Toda a malandragem, a molecagem e o humor do Samba de Breque na voz do seu
grande representante, Moreira da Silva, que começou a carreira cantado valsas e depois migrou
para o samba de forma particularíssima. Se delicie com Na Subida do Morro.
Os representantes do Partido Alto, o compositor Candeia, explica detalhes do estilo,
como o improviso, a presença de apenas uma estrofe e o predomínio do cavaquinho e Aniceto do
Império com a vertente africana cantada e vivida com uma verdade emocionante. Segundo
Martinho da Vila, a batida do Partido Alto teria influenciou a batida da Bossa Nova.
Adoniram Barbosa, representante paulista, com a clássica O Trem das Onze, presente na
alma dos brasileiros na voz dos Demônios da Garoa.
A leveza, a elegância de Paulinho da Viola, dispensa apresentações. Sinto que precisa de
silêncio para ouvir Para um Amor no Recife.

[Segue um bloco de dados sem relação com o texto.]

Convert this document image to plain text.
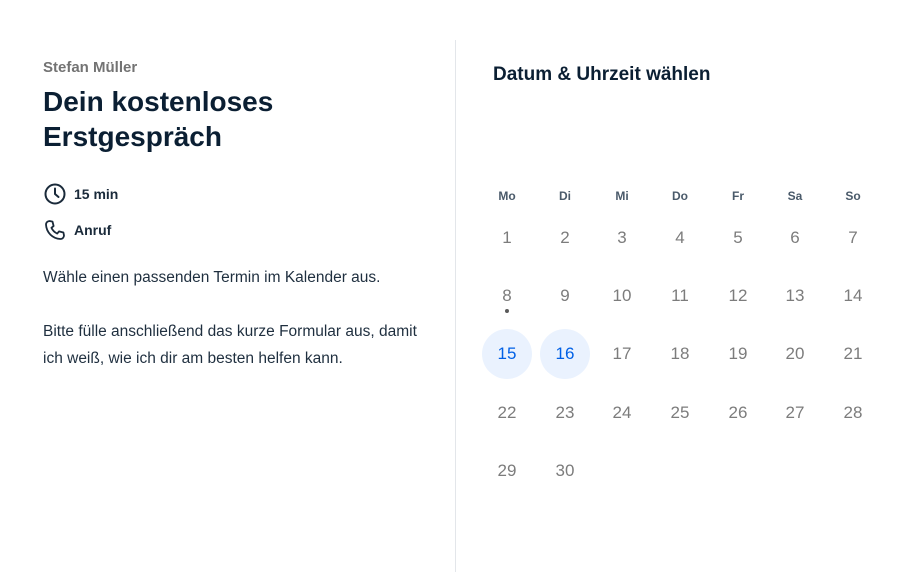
Stefan Müller

Dein kostenloses Erstgespräch
15 min
Anruf

Wähle einen passenden Termin im Kalender aus.

Bitte fülle anschließend das kurze Formular aus, damit ich weiß, wie ich dir am besten helfen kann.

Datum & Uhrzeit wählen
Mo	Di	Mi	Do	Fr	Sa	So
1	2	3	4	5	6	7
8	9	10	11	12	13	14
15	16	17	18	19	20	21
22	23	24	25	26	27	28
29	30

O Balanço afro e swingado de João Bosco em Incompatibilidade de Gênio de Chico
Buarque. Aproveitando o momento, mostro o encontro histórico de Clara Nunes com o Som
ancestral da voz de Clementina de Jesus em Embala Eu.
Zeca Pagodinho em formato de samba com orquestra de cordas em O Vacilão e Tereza
Cristina, revelação e a renovação da tradição do samba.
Filho do Lundu e do Maxixe, como disse no início do texto, o Samba é um produto
híbrido, mutante, capaz de absorve várias referências, um espelho da alma brasileira que
continua se reinventando a cada nova geração. E por transforma-se constantemente, não se
cristaliza e por isso mesmo encontra-se em gestação. Por esse viés, podemos concluir com a letra
da música de Caetano Veloso, Desde que o Samba é Samba:
“O Samba ainda vai nascer
O samba ainda não chegou
O Samba não vai morrer
Veja, o dia ainda não raiou
O Samba é pai do prazer, o samba é filho da dor
O grande poder transformador”.
Então, caro leitor é isso. Espero que esse espaço tenha servido para lhe aproximar um
pouco mais do que temos e somos em termos musicais. Para quem se interessar pelo assunto,
sugiro a leitura dos livros: Uma História da Música Popular Brasileira de Jairo Severino e Tem
Mais Samba, das Raízes à Eletrônica de Tárik de Souza.